= Marcos Soares Pereira =

Marcos Soares Pereira (died 1655) was a Portuguese composer and mestre da Capela Real. He was the brother of the famous Portuguese composer João Lourenço Rebelo.

==Life==
Marcos Soares Pereira was born in Caminha most probably at the end of the 16th century, as the son of João Soares Pereira and Maria Lourenço Rebelo.
Little is known about his musical studies and when or where he was ordained priest. In 1624 Pereira was admitted as chaplain-singer at the Ducal Palace of Vila Viçosa, the ancestral seat of the Dukes of Braganza, the most important title in the peerage of Portugal in the middle of the 17th century. In 1629 Pereira replaced Robert Turner (c. 1578-1629) as mestre de capela.

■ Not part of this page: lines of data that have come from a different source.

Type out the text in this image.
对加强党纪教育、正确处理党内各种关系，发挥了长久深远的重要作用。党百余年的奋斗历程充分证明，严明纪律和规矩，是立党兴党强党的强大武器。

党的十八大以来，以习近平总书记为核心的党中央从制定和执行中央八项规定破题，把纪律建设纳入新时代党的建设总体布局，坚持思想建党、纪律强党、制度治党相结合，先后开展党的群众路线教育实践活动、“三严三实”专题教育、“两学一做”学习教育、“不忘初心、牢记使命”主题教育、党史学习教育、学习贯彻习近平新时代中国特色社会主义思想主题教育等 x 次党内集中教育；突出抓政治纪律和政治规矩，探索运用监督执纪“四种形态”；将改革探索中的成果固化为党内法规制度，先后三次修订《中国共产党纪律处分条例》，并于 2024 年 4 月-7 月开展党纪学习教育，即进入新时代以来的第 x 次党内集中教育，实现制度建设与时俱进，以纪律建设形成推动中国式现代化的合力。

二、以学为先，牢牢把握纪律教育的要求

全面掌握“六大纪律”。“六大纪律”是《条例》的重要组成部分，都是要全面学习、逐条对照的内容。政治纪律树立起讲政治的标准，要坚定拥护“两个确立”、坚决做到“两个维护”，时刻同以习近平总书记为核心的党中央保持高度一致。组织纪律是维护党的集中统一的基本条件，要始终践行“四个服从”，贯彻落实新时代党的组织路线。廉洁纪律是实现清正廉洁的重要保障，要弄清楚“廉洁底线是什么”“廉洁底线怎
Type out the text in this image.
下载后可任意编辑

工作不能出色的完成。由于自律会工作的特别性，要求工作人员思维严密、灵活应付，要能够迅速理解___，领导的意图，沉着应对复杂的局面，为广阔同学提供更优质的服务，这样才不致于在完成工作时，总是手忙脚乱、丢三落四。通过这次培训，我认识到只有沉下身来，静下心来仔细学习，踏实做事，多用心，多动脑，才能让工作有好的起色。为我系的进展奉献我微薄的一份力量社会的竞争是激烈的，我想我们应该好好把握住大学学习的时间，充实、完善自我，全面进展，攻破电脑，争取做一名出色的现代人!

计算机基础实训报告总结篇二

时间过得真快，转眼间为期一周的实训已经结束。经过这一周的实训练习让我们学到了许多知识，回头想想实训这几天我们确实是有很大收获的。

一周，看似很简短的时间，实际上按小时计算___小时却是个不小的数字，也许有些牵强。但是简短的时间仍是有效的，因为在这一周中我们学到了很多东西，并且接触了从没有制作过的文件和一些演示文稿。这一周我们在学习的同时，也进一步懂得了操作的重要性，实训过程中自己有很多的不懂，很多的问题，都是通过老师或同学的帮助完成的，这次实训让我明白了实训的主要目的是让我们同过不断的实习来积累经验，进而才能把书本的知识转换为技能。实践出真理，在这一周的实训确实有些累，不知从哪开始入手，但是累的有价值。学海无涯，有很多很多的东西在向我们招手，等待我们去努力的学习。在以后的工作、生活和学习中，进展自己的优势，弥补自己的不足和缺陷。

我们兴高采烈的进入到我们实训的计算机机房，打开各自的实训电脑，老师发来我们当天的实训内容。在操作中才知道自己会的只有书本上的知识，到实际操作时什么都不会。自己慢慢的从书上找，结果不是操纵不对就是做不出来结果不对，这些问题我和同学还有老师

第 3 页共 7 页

After the overthrow of the Philippine Dynasty on 1 December 1640, which had ruled Portugal since 1580, João, Duke of Braganza became king and the ducal chapel moved from Vila Viçosa to Lisbon. In 1641, after the retirement of Filipe de Magalhães, Marcos Soares Pereira was appointed mestre da Capela Real, a position he held until his death in 1655.

==Musical work==
None of Pereira’s musical work survived to the present day, most likely due to the Lisbon earthquake of November 1, 1755, with the destruction of the Music Royal Library. Nevertheless, the library catalog partially survived and there we can find the entry for fifty-eight of Pereira’s compositions, fifty-four vilancicos and four psalms, Confitebor, Beatus Vir, Laudate Pueri and Laudate Dominum.